French ski resorts: How a snowless town put itself back on the map

The hotel is closed and the ski lifts are at a standstill, but at the foot of these French slopes an electric bike shop is preparing to open.

Towering above the scene in the Vercors mountains are les Deux Sœurs, their twin peaks basking in the sun. The first snow of the season has not stirred the chairlifts - motionless since late 2018 - into action.

Now the resort of Col de l’Azelier is looking for a second wind.

Why are French ski resorts closing?

Taz and Obi, Myriam Estades' two dogs, are having a blast in the fresh snow.

Estades is happy to live in Château-Bernard, amid the “magnificent” setting where she learned to ski as a child decades ago.

Her wish is "for the resort and the environment to come back to life, whether it is for skiing or not, because it has become a dormitory town".

JEFF PACHOUD/AFP
An immobile chairlift at the former resort of Col de l’Arzelier in Chateau-Bernard, France. - JEFF PACHOUD/AFP

At 1,154 metres above sea level, the Col de l'Arzelier was a family resort built in the 1960s, popular with locals and children who found their feet in the mountains.

It is one of the 186 ski resorts closed in France since the 1970s, according to Pierre-Alexandre Metral, a geography PhD student at the University of Grenoble who studies redevelopment strategies.

There are a number of reasons why Col de l’Arzelier shut, explains Jacques Postoly, former president of the local ski club, and mayor at the time of its closure.

Climate change played a big part, he says, after several seasons without snow. Problems over private land and a lack of seasonal accommodation also informed the decision.

And the town of Château-Bernard, with a population of 300, could not keep up with the maintenance of the expensive and ageing equipment.

“It’s not easy, when you are in love with this area and a skier like I was."

“It’s not easy, when you are in love with this area and a skier like I was,” sighs Postoly.

The new local council, which started in 2020, must take up the challenge.

"It's a bit tricky," says the first deputy mayor, Anne Deprez. Given the economic necessity and changing climate, "we decided to go in another direction - much more focused on the natural and untouched side of the mountain," she explains.

How is the resort embracing its natural side?

Snowshoeing and ski touring have replaced downhill skiing at the resort.

At the top of the ski lift, the Soldanelle shelter promises an "exceptional panorama", a stay in a yurt and a "car-free" experience. It's ideal for lovers of hiking and mountain biking - including young families.

The old grocery store has been renamed ‘Altebike’. Pierre Menade and his colleague Thomas Honoré are getting ready to offer rental electric bikes here in the spring.

"We told the city hall that we wanted to revitalise the local area and its architectural heritage; that we could develop all these things.
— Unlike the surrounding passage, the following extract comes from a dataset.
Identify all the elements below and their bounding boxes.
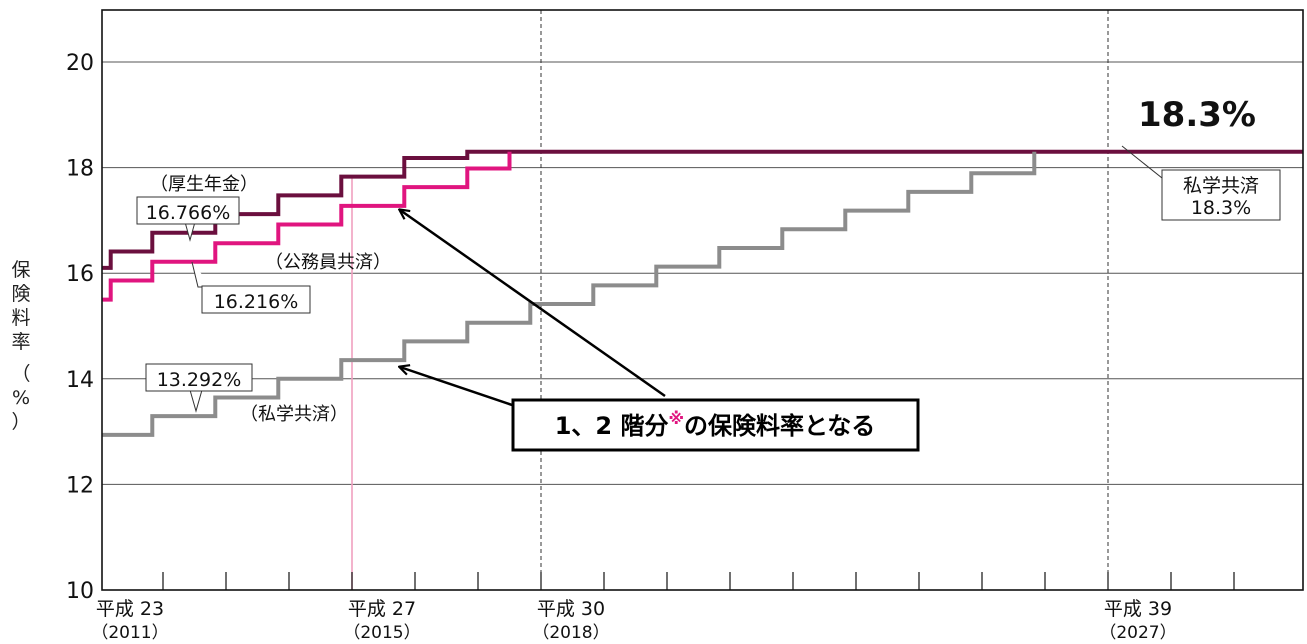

And so we were rather well received, they offered us the premises straight away.”

A little further on, a pasta factory is to open in a former ski equipment rental room.

But change is sometimes difficult, especially for those who have known the good old times of downhill skiing.

A new lease of life for the hotel

The imposing Hôtel des Deux Soeurs, for sale, faces the slopes. Built by one of the resort's founders, it closed in the 2000s.

The building was chosen last year for an architectural project by students from the Auvergne-Rhône-Alpes region for a European competition, called the Solar Decathlon.

They imagined a rehabilitation between economic activity and permanent housing, inspired by the "ongoing residentialisation", says architect Christophe de Tricaud, who helped supervise the project.

According to him, "about 30 per cent of the tourist accommodation is permanently inhabited on the pass".

"We think that this residentialisation could very well continue and intensify, especially in view of climate change and the habitability of cities, particularly Grenoble," he continues.

For him, the mid-range mountains could "quite easily become a climate refuge" in the future.